Oocytes were divided into three groups-normal oocytes from cycles containing no fragile oocytes (group A), normal oocytes from cycles containing at least one fragile oocyte (group B), and fragile oocytes (group C), and their fertilization abilities after ICSI and the developmental abilities of resultant embryos were compared.
The fertilization rate in group C (65.3 %) was significantly (P < 0.01) lower than those in groups A (84.6 %) and B (86.9 %), and the degeneration rate in group C (24.2 %) was significantly (P < 0.01) higher than those in groups A (0.71 %) and B (0.28 %). However, there were no significant differences in the blastocyst formation rates (59.7-67.5 %) of embryos among the different groups. In addition, the pregnancy rate after transfer of blastocysts in group C (50.0 %) was not significantly different from those in groups A (35.6 %) and B (45.8 %).
The fertilization ability after ICSI of fragile oocytes is lower than that of normal oocytes but the resultant embryos have the same developmental ability as those of normal oocyte-derived embryos.

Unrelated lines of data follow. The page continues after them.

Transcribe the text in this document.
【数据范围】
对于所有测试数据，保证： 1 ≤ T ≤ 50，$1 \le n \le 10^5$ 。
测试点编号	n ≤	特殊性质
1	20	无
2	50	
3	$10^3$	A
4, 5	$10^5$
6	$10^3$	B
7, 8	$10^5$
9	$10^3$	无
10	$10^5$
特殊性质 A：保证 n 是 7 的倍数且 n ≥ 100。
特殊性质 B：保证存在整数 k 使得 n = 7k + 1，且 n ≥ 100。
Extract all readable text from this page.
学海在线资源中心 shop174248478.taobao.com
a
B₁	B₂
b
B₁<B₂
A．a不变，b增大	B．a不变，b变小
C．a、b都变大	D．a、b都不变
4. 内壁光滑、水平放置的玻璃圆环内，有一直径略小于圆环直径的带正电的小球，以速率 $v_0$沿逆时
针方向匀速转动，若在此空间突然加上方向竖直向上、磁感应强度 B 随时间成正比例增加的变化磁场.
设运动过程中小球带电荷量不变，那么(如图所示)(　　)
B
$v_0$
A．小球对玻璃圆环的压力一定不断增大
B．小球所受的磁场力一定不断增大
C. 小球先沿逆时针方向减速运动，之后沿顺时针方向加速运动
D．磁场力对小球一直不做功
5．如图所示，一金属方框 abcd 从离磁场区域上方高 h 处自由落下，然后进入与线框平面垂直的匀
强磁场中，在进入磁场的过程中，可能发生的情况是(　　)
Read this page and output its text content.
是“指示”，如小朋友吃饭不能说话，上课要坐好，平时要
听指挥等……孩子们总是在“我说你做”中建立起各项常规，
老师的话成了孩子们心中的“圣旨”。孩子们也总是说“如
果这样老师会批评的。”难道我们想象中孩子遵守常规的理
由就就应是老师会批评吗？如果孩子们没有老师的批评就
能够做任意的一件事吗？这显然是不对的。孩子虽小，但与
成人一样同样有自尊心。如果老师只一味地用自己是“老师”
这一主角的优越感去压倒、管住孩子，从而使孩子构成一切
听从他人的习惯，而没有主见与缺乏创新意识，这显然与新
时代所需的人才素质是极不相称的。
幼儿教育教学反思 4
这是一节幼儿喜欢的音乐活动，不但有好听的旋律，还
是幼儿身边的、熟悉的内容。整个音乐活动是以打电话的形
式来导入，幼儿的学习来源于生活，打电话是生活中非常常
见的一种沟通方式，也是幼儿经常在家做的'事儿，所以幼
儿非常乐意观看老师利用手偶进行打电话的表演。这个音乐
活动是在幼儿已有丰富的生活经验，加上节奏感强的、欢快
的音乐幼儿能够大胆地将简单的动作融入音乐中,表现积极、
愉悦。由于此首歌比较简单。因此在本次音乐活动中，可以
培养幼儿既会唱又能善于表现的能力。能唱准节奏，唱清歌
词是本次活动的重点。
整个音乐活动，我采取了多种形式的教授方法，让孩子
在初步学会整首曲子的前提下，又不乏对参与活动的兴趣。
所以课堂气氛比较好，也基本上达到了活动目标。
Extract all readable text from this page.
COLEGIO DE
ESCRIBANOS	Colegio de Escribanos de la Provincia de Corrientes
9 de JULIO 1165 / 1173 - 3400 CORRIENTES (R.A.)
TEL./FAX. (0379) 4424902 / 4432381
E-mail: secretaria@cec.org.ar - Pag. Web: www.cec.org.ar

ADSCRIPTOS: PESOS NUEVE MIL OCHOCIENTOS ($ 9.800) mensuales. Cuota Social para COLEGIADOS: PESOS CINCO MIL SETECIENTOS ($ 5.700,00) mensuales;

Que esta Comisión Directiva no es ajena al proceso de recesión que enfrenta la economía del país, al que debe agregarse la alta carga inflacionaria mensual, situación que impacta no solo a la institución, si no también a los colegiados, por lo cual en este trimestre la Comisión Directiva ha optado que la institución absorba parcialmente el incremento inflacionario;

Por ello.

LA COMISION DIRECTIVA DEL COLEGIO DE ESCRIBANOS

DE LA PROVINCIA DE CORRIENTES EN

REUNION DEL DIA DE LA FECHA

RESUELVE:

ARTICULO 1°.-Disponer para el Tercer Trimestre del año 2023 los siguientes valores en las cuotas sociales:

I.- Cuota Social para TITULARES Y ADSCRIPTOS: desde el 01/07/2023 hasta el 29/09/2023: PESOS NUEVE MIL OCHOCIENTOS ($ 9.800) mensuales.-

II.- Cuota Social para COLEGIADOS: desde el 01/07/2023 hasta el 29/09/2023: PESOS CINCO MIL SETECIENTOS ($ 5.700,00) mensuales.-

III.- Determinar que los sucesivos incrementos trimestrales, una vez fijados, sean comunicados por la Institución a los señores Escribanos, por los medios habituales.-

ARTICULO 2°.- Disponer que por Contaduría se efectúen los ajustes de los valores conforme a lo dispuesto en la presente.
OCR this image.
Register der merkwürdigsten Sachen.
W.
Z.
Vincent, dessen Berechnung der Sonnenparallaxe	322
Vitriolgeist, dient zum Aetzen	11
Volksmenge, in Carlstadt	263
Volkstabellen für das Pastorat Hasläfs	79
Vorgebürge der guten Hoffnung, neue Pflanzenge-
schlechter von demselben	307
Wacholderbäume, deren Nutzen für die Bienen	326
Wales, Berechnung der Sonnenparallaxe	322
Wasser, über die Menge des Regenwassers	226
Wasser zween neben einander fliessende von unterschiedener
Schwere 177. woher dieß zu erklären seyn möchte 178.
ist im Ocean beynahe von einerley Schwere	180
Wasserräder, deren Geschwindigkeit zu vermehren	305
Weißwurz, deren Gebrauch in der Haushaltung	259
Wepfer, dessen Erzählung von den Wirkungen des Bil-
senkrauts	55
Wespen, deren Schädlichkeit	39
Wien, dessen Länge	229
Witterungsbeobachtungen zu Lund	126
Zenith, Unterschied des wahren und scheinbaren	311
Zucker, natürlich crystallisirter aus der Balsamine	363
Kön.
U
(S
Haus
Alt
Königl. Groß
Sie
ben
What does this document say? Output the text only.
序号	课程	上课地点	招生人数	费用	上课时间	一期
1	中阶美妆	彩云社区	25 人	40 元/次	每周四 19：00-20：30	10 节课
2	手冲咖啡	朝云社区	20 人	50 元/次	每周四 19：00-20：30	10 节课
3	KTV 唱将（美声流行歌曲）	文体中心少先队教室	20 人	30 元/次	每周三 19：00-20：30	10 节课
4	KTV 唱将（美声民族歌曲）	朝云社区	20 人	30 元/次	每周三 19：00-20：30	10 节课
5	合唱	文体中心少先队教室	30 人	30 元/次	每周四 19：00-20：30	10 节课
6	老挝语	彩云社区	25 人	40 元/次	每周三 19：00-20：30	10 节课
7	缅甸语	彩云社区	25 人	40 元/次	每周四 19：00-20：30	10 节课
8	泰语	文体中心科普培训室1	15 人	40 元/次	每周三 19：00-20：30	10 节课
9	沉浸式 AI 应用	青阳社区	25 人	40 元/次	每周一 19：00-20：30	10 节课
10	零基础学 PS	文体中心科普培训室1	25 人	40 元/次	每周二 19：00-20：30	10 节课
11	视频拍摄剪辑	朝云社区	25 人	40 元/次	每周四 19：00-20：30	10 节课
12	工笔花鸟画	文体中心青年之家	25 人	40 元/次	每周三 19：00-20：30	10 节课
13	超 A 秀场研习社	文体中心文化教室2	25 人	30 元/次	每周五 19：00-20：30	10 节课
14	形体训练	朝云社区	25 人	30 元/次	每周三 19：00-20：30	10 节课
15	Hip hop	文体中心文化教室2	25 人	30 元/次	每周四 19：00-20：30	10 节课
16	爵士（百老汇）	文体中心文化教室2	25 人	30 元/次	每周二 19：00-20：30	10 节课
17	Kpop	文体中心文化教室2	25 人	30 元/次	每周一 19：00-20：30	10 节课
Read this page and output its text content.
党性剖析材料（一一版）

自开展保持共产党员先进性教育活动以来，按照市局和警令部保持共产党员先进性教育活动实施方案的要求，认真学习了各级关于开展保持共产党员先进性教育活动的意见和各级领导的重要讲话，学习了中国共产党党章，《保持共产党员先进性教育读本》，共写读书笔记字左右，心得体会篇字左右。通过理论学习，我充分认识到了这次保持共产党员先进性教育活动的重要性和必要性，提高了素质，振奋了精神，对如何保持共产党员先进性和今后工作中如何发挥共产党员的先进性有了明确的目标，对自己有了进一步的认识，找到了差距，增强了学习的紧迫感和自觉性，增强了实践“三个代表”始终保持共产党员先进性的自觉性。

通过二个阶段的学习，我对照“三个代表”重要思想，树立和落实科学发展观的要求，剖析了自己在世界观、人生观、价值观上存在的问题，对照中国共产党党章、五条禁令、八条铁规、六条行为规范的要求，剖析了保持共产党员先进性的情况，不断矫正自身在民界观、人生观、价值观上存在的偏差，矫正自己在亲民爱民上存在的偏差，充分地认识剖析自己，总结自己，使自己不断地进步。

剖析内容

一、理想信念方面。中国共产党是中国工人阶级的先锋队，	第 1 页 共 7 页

在对卵膜脆弱的卵母细胞(脆弱卵母细胞)进行胞浆内单精子注射(ICSI)时,注射过程中可能会发生破裂。在本研究中,我们通过ICSI从卵膜脆弱和正常的卵母细胞(正常卵母细胞)中产生胚胎,并比较它们的体外受精和发育能力。我们还研究了脆弱卵母细胞来源的胚胎在囊胚移植后是否能够着床,以确定脆弱卵母细胞是否应用于辅助生殖技术治疗。
将卵母细胞分为三组:不含脆弱卵母细胞周期的正常卵母细胞(A组)、至少含有一个脆弱卵母细胞周期的正常卵母细胞(B组)和脆弱卵母细胞(C组),比较ICSI后它们的受精能力以及所得胚胎的发育能力。
C组的受精率(65.3%)显著低于A组(84.6%)和B组(86.9%)(P<0.01),C组的退化率(24.2%)显著高于A组(0.71%)和B组(0.28%)(P<0.01)。然而,不同组胚胎的囊胚形成率(59.7 - 67.5%)没有显著差异。此外,C组囊胚移植后的妊娠率(50.0%)与A组(35.6%)和B组(45.8%)没有显著差异。
脆弱卵母细胞ICSI后的受精能力低于正常卵母细胞,但所得胚胎与正常卵母细胞来源的胚胎具有相同的发育能力。